If you are trying to grow your own it can be somewhat tough. They produce six to eight million seeds per year in cones but 95% of them are not viable. They need to be dried and picked around December or January preferably. After a few weeks as the cone begins to open you plant it. These plants are not recommended for a suburban neighborhood. They grow enormous root systems and can grow 120-150 feet during a person’s lifetime (fifteen stories high). It can be very dangerous. That being said here are 4 tips from a redwood growing website:
Directions (these apply also to Dawn Redwood and Giant Sequoia):
1. Plant at least 20 redwood seeds shallowly in a cardboard or peat pot using clean potting soil. Plant shallowly because the seeds need light in order to germinate. The germination rate is only 5%.
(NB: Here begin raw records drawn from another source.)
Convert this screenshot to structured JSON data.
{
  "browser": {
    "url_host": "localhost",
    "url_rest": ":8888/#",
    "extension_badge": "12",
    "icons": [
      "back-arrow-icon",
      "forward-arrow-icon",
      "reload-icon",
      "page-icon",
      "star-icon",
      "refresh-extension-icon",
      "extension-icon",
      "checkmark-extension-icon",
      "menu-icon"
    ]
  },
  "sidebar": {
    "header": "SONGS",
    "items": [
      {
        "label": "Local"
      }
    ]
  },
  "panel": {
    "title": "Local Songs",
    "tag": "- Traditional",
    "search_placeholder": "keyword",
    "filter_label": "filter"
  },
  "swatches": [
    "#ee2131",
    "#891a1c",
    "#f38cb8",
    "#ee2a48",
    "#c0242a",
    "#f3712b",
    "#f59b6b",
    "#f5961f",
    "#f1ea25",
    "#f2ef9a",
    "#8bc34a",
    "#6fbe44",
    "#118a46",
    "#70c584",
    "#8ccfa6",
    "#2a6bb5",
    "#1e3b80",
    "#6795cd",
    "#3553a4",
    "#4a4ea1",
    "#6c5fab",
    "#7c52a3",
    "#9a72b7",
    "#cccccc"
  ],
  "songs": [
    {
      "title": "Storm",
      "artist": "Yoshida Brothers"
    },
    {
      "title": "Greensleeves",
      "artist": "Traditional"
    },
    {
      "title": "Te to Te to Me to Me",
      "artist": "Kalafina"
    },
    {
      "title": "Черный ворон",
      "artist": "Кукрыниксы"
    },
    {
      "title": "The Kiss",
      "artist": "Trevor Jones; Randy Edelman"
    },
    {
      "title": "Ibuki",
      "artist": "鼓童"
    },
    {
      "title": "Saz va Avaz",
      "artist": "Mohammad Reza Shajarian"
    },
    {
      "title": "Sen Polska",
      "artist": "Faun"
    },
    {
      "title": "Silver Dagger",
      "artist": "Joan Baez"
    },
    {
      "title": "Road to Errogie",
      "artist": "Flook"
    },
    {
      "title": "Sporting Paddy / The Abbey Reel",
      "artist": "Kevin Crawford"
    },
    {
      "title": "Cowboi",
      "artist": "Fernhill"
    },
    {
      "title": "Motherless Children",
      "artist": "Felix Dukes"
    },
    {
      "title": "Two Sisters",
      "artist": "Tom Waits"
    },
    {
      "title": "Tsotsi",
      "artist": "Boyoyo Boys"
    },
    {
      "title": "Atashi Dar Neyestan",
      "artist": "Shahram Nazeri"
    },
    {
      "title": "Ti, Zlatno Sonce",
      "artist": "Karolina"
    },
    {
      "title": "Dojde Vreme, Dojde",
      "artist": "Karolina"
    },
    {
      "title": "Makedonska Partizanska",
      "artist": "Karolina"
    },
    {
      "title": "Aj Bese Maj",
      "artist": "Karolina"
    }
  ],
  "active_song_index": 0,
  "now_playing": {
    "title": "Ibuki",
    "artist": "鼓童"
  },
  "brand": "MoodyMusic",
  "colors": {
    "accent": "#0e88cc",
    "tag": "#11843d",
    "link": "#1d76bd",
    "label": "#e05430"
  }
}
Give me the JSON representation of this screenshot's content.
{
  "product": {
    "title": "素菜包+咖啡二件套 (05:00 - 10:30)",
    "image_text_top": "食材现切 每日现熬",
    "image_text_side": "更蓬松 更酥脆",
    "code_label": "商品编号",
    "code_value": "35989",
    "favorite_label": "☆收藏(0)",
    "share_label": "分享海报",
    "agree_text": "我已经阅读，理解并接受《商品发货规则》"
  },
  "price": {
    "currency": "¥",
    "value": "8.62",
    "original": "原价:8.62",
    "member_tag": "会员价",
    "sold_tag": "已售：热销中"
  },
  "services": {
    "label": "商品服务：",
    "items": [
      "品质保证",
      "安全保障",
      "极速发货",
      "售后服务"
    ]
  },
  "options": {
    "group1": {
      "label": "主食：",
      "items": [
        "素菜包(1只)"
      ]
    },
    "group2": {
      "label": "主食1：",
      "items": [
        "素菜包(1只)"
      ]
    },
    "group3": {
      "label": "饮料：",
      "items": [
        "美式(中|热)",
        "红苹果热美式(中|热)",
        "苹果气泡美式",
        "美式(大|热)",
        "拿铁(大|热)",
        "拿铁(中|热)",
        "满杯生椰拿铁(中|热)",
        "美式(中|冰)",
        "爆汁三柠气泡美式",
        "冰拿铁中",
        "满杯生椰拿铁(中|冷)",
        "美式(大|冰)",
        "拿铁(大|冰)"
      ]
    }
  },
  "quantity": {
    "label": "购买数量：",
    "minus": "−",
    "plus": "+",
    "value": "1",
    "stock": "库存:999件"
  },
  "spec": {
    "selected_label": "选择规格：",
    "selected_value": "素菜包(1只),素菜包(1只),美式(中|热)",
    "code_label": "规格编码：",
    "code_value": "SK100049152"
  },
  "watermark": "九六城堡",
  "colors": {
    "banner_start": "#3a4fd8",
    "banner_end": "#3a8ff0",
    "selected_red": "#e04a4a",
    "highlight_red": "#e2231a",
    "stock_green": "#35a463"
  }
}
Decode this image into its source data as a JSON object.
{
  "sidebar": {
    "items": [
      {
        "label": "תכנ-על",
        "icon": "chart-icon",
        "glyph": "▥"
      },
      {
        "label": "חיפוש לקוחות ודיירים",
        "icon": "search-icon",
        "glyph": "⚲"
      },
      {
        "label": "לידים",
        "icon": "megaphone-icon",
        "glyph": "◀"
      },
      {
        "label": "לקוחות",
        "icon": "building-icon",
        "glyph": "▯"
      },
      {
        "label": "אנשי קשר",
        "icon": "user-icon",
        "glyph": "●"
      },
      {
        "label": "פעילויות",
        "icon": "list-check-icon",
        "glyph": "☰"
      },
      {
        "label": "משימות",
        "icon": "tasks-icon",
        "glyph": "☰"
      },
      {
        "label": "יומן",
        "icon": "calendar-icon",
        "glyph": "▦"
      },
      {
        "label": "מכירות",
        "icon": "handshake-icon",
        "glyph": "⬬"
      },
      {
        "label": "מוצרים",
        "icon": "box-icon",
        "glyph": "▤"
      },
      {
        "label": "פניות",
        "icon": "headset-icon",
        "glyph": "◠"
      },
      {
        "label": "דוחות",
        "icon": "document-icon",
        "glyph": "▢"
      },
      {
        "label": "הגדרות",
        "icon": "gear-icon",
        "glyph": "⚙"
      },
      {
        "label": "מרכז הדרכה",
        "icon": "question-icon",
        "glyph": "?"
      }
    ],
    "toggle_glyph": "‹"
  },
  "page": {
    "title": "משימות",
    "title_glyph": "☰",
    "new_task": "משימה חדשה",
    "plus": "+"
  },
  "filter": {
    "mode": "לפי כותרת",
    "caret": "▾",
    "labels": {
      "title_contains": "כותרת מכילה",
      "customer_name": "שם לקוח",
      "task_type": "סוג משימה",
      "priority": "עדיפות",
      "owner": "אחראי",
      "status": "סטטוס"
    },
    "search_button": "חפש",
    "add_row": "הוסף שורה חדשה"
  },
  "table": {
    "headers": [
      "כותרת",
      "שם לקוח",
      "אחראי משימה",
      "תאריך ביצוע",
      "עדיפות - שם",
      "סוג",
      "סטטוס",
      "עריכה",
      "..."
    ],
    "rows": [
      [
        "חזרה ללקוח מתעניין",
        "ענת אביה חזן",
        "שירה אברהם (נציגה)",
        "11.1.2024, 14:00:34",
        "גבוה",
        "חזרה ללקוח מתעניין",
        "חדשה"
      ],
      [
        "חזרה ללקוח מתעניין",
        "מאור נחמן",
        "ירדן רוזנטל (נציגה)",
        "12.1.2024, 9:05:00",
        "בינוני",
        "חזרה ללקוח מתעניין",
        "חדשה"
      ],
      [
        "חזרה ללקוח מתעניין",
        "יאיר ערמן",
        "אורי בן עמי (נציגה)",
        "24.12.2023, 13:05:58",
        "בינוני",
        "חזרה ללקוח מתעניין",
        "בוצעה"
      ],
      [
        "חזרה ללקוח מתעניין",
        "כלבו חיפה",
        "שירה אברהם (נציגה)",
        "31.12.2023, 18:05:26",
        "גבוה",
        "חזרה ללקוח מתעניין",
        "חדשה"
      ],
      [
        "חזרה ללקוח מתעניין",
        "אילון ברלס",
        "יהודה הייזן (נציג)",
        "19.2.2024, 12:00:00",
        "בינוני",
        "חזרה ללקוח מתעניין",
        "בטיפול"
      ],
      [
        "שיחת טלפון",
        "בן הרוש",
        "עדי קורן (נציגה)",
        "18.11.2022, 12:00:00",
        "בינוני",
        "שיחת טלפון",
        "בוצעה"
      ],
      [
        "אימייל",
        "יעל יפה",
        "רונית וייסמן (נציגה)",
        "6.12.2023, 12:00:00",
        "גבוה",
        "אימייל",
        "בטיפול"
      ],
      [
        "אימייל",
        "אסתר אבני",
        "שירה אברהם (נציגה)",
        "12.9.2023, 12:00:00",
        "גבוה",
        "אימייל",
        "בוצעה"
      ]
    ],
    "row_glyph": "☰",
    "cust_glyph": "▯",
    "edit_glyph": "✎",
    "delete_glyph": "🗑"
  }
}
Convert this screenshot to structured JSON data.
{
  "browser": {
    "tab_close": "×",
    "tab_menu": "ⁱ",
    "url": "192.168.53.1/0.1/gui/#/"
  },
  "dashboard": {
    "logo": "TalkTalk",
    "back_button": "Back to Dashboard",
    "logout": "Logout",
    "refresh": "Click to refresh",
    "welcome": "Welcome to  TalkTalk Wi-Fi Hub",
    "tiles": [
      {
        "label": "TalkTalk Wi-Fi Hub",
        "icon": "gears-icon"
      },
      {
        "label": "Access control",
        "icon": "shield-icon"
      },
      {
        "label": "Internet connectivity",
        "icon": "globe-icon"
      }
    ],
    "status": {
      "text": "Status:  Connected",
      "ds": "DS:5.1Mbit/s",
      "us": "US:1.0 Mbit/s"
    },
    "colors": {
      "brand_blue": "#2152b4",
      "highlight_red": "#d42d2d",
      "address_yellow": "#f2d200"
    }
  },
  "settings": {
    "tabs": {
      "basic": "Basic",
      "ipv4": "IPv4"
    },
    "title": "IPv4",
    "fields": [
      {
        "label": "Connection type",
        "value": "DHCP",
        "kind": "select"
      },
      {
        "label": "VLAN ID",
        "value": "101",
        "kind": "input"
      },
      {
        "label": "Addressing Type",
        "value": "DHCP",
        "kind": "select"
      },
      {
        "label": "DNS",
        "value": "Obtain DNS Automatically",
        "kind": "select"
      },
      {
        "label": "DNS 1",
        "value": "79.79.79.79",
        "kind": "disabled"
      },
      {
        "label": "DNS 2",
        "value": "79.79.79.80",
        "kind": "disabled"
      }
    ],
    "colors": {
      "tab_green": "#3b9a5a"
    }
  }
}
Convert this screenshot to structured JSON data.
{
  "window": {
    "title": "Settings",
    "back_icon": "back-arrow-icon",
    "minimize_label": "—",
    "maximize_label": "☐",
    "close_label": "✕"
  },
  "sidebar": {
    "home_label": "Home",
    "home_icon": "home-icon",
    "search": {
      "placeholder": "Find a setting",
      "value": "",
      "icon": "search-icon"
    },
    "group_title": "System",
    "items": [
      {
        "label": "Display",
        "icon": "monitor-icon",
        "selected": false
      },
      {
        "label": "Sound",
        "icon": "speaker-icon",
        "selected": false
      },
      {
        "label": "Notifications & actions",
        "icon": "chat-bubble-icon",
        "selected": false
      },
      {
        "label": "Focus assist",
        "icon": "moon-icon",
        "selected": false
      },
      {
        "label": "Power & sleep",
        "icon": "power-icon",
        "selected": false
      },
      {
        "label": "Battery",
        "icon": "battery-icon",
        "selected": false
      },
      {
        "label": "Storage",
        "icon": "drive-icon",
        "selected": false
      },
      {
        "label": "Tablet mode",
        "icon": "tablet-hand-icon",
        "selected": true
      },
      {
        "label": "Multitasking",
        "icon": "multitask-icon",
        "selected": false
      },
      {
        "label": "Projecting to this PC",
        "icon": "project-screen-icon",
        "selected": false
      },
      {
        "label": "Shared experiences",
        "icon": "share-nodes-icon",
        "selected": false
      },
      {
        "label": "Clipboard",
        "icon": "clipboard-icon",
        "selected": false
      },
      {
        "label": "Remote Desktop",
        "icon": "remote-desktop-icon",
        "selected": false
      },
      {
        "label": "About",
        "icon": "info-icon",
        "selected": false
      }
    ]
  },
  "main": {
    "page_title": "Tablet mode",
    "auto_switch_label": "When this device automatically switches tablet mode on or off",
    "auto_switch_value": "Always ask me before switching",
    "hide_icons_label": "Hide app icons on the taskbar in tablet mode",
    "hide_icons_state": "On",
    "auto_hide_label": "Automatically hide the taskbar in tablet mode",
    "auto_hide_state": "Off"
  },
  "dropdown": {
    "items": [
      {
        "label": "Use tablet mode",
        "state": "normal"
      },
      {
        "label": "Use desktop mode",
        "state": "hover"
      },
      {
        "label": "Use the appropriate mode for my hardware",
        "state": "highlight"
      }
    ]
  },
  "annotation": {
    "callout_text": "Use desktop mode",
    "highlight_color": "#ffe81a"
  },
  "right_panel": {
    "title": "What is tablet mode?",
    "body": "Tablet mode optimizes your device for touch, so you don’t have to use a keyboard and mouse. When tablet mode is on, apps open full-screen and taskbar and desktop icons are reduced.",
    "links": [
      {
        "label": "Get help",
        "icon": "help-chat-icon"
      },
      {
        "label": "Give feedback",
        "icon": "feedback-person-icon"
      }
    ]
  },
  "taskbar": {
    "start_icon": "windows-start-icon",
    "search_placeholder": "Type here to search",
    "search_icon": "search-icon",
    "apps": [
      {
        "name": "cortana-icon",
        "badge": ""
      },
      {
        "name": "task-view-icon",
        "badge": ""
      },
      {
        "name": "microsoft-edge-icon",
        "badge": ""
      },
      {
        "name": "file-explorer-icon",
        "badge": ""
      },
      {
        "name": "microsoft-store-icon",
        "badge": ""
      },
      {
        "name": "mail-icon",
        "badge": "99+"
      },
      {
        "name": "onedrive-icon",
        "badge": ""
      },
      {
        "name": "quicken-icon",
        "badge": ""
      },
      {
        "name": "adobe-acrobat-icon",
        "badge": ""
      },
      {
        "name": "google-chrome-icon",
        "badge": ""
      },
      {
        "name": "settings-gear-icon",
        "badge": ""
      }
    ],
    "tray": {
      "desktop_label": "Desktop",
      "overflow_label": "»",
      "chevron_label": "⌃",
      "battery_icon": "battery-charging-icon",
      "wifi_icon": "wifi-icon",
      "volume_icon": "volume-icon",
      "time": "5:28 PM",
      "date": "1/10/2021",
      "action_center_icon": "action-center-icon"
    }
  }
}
2. Place the pot in a plastic bag and seal it with a rubber band.
3. Keep MOIST in a cool area with indirect light, no sun. Seeds must not become dry during the germination period but do not over-water.
4. When the tree is a few inches tall plant the pot and all in a larger container with more potting soil. Don’t overwater but keep the tops misted; remember, they normally live in a rain forest.